In Hebrew thought, memorizing facts, learning history, and mastering the teachings of the Law were all intended to provide the means to live for the God who delivered their ancestors from Egypt. This had immediate implications in obedience to the Law God had taught them. Behavior was the necessary fruit of knowledge. As Walter Liefeld states, “The goal was not to be an educated person, even in the best Greek sense, but to be a good son or daughter of the covenant.”6 Instruction in Jewish thought, then, was not merely an academic venture, but rather was centered on the Exodus narrative and focused on the grace that saved and instructed them.

Divine grace, then, has a much larger meaning and role in the life of the believer than what most understand it to have, for it extends well beyond the definition of “God’s unmerited favor,” and it serves to instruct believers so they may forsake worldliness and grow in sanctification.

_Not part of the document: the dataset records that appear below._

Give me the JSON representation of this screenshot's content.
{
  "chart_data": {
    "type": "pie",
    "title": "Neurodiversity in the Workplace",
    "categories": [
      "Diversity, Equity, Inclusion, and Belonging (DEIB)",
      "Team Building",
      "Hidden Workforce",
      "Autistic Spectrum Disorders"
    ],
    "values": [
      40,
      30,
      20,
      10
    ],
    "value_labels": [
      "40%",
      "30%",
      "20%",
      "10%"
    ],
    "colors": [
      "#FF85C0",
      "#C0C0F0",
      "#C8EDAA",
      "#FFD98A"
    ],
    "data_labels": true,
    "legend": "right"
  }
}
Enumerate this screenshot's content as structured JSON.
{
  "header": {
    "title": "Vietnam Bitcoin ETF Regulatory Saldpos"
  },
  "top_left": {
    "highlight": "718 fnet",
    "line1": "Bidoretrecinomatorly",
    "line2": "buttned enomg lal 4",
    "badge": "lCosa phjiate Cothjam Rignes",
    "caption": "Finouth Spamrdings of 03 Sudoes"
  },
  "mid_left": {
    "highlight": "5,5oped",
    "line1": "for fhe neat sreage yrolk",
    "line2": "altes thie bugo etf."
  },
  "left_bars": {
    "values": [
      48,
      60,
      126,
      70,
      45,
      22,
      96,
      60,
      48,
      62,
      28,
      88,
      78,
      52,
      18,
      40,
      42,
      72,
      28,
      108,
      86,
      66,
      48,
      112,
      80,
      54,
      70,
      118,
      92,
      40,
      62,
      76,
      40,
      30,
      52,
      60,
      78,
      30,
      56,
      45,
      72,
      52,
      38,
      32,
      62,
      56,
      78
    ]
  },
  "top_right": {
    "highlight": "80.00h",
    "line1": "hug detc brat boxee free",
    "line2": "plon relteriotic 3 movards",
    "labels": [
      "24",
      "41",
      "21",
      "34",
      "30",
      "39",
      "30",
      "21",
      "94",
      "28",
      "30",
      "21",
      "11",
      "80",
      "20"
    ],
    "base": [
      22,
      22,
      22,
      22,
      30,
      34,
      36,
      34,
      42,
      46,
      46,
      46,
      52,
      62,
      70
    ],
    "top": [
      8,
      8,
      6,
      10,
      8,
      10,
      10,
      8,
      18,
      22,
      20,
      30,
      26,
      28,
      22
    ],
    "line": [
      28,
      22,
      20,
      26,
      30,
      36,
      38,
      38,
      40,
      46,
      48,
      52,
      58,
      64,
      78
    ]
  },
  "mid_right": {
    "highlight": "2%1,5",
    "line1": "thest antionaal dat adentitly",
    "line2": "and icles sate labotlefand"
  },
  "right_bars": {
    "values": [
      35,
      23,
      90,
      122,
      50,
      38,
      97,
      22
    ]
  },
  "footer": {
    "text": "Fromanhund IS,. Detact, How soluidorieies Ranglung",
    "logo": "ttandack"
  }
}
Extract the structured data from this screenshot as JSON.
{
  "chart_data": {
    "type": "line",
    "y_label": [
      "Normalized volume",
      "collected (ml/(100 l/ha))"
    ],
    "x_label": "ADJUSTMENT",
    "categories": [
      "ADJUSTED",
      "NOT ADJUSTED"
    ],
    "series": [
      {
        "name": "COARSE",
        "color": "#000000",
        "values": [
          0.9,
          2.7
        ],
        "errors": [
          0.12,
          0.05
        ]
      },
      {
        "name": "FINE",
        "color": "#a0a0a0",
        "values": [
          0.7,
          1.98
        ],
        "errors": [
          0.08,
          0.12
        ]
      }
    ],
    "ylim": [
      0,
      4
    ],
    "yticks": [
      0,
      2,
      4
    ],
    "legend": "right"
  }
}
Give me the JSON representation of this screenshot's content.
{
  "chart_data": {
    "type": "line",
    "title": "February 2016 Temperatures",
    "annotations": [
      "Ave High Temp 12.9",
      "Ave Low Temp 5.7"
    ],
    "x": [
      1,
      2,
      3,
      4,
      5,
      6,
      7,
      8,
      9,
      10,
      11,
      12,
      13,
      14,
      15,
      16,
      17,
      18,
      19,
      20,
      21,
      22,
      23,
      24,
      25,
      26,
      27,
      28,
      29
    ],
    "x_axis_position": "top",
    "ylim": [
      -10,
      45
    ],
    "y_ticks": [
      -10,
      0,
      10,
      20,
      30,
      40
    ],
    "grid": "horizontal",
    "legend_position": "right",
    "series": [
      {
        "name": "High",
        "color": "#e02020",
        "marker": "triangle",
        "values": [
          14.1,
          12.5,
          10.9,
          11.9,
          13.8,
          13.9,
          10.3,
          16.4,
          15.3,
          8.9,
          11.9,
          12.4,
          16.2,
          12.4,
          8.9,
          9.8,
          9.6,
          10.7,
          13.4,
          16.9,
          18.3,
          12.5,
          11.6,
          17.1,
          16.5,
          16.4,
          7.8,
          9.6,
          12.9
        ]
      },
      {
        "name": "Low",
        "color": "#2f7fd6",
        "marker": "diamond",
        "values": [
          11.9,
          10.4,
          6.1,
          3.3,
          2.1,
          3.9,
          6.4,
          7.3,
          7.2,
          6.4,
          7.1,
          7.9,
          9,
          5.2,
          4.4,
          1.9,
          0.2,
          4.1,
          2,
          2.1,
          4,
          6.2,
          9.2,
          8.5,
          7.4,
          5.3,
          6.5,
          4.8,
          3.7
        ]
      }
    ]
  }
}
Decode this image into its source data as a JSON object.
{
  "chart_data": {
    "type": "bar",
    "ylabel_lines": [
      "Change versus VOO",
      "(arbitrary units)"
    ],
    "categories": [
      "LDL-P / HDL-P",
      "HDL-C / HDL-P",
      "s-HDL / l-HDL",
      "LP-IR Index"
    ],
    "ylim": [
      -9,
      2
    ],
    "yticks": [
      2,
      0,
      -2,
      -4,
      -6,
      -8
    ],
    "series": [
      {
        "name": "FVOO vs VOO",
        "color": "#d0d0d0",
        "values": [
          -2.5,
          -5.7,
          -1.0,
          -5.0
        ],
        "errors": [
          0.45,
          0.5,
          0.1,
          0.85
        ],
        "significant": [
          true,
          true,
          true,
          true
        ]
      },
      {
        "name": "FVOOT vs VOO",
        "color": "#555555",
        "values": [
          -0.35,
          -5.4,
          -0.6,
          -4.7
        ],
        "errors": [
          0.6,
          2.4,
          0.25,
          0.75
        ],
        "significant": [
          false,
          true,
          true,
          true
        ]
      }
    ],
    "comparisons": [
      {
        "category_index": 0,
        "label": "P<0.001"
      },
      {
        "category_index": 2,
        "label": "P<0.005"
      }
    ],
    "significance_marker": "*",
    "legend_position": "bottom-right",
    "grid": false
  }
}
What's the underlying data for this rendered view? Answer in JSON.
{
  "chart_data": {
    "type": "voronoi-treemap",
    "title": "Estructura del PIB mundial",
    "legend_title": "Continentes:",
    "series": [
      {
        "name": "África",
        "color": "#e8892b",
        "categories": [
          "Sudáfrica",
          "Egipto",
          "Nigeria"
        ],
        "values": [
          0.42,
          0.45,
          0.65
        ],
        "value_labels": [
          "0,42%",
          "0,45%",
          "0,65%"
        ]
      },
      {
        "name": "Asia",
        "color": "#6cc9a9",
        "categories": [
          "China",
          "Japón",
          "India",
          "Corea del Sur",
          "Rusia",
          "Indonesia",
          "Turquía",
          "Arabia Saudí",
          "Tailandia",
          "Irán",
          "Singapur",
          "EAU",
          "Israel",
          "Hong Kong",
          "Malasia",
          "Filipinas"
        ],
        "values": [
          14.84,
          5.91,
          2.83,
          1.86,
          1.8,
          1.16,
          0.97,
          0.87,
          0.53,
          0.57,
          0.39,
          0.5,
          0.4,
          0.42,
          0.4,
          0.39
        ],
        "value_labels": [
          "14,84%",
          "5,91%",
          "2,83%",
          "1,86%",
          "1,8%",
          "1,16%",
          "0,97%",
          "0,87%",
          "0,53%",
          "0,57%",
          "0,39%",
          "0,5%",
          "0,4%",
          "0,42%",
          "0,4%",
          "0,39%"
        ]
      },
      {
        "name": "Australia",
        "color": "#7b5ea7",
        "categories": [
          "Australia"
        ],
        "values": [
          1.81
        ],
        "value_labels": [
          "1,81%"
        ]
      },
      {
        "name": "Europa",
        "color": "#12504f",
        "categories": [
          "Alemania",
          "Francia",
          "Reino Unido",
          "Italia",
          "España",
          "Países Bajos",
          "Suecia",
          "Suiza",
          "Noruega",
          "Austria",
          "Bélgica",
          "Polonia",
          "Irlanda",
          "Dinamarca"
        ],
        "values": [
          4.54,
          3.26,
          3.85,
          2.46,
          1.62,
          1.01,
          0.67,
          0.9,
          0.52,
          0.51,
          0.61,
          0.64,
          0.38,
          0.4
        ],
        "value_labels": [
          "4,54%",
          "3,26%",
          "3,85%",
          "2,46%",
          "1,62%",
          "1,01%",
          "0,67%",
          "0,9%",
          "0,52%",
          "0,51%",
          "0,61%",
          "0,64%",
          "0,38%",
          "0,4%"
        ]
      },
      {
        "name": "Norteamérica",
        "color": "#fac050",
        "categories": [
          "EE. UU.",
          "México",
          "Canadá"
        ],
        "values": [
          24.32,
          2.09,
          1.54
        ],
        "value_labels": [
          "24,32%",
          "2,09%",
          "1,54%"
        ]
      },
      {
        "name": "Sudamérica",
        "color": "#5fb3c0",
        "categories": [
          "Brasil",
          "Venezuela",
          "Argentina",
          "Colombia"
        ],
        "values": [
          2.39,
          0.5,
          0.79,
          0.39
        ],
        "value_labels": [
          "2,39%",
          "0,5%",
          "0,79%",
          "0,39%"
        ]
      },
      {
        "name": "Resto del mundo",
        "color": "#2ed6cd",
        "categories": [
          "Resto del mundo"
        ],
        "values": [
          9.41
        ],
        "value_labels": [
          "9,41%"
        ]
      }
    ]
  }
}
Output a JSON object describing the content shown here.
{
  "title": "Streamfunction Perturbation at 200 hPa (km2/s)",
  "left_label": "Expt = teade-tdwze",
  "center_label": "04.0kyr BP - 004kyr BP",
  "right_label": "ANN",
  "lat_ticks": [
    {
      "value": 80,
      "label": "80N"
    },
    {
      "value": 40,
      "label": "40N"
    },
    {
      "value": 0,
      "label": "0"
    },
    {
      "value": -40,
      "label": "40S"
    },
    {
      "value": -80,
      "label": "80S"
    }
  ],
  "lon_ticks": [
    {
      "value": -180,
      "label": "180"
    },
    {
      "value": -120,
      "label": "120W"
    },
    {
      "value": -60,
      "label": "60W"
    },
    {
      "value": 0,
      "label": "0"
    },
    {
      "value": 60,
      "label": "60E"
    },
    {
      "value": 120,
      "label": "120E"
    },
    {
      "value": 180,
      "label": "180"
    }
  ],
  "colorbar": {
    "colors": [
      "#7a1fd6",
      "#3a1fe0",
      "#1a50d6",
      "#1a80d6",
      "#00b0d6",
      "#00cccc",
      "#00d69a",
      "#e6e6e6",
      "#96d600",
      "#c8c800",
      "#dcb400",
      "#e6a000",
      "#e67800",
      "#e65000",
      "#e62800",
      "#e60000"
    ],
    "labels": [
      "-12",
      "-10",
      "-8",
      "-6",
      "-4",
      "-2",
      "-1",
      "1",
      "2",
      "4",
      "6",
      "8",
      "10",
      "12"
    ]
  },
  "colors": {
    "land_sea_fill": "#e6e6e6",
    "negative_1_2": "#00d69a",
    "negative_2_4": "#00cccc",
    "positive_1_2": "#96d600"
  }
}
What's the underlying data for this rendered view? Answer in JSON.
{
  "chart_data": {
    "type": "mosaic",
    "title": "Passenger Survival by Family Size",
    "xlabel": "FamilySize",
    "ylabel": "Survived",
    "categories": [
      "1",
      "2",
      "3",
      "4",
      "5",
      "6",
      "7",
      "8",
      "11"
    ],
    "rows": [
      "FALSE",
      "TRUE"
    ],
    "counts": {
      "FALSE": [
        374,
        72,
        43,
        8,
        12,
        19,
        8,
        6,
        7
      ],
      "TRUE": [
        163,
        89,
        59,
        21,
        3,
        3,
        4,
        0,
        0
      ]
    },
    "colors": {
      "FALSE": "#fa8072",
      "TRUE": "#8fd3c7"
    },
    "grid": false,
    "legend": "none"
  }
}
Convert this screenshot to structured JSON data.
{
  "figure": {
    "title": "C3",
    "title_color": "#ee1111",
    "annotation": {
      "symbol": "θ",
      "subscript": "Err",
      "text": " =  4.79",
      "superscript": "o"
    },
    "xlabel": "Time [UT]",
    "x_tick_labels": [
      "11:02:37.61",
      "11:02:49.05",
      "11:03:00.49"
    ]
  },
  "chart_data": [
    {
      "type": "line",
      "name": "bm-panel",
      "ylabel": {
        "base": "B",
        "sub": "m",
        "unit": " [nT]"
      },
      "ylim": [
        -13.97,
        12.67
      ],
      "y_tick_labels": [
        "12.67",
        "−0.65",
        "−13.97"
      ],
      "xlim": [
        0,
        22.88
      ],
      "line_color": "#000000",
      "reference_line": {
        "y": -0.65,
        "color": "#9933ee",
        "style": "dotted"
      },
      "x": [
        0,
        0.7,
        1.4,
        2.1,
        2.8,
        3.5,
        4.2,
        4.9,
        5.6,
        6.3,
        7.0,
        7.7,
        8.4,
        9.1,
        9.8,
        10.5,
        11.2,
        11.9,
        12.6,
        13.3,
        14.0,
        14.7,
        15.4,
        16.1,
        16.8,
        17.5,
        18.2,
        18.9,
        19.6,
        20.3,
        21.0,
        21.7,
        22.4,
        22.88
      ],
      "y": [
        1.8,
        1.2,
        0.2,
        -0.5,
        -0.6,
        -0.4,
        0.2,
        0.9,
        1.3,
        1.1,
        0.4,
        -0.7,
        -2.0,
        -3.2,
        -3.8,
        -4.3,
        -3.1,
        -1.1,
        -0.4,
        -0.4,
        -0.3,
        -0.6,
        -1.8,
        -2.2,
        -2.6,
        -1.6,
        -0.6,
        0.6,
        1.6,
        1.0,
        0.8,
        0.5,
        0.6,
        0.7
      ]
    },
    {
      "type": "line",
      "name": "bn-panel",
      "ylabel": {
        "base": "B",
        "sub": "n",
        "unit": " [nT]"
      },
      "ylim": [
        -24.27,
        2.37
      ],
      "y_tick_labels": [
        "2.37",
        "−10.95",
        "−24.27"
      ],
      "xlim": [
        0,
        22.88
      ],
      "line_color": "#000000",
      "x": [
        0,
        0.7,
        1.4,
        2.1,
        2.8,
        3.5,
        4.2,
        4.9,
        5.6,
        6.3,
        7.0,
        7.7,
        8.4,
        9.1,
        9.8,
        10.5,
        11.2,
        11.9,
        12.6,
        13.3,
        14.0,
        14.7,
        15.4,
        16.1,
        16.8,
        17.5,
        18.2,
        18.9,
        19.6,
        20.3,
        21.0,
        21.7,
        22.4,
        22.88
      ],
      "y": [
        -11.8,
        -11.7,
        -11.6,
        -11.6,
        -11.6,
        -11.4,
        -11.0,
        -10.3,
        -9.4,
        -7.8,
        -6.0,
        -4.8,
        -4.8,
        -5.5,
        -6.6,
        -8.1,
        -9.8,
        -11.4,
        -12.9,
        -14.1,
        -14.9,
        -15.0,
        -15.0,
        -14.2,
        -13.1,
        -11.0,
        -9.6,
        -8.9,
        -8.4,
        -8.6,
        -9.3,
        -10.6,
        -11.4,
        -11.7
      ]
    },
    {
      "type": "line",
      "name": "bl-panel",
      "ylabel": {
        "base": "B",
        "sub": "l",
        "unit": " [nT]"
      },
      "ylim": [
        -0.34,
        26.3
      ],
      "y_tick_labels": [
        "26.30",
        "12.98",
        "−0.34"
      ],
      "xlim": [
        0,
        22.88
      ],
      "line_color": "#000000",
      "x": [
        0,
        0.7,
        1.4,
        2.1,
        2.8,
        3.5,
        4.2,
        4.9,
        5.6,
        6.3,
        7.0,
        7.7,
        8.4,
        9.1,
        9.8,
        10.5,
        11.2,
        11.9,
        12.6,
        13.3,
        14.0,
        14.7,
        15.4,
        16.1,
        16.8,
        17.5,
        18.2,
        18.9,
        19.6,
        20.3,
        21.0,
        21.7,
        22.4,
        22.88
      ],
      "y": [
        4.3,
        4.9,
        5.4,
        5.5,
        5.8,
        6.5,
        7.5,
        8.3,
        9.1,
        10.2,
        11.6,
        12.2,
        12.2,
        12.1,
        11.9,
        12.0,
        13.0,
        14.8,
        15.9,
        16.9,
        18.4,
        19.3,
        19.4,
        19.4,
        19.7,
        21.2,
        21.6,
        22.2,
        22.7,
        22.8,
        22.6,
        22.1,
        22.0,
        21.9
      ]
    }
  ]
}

Therefore, God’s saving grace does not end at the point of salvation but accompanies us on the further journey of our new life, providing the wisdom and direction needed to grow in the knowledge of Christ and be transformed into His image.

Food for Thought

  • What is your understanding of grace? Is your understanding limited to conversion, or do you see it playing a larger role instructing believers so they may grow in Christ?
  • Have you been living in a state of adoption, or full placement into God’s family?
  • Are you growing and do you continue to grow in the knowledge of Christ, or have you stalled and stopped growing in spiritual maturity and Christ likeness?

  1. Klyne R. Snodgrass, Who God Says You Are: A Christian Understanding of Identity (Grand Rapids, MI: William B. Eerdmans Publishing Company, 2018), 74.
  2. Michael A. Milton, What Is the Doctrine of Adoption?, ed. Sean Michael Lucas, Basics of the Faith (Phillipsburg, NJ: P&R Publishing, 2012), 8.
  3. C. S. Lewis, The Inner Ring Commemoration Oration delivered at King’s College, University of London, December 14, 1944 in Sehnsucht: The C. S. Lewis Journal 2, no. 1 (2008), 60.
  4. Carl R. Trueman, Matthew Barrett, and R. Kent Hughes, Grace Alone—Salvation as a Gift of God: What the Reformers Taughts…and Why It Still Matters (Grand Rapids, MI: Zondervan, 2017), 44.
  5. paideuousa Johannes P. Louw and Eugene Albert Nida, Greek-English Lexicon of the New Testament: Based on Semantic Domains (New York: United Bible Societies, 1996), 413.
  6. Walter L. Liefeld, 1 and 2 Timothy, Titus, The NIV Application Commentary (Grand Rapids, MI: Zondervan Publishing House, 1999), 342–343.
  7. Unless otherwise noted, all Scripture is quoted from The New American Standard Bible: 1995 Update. La Habra, CA: The Lockman Foundation, 1995.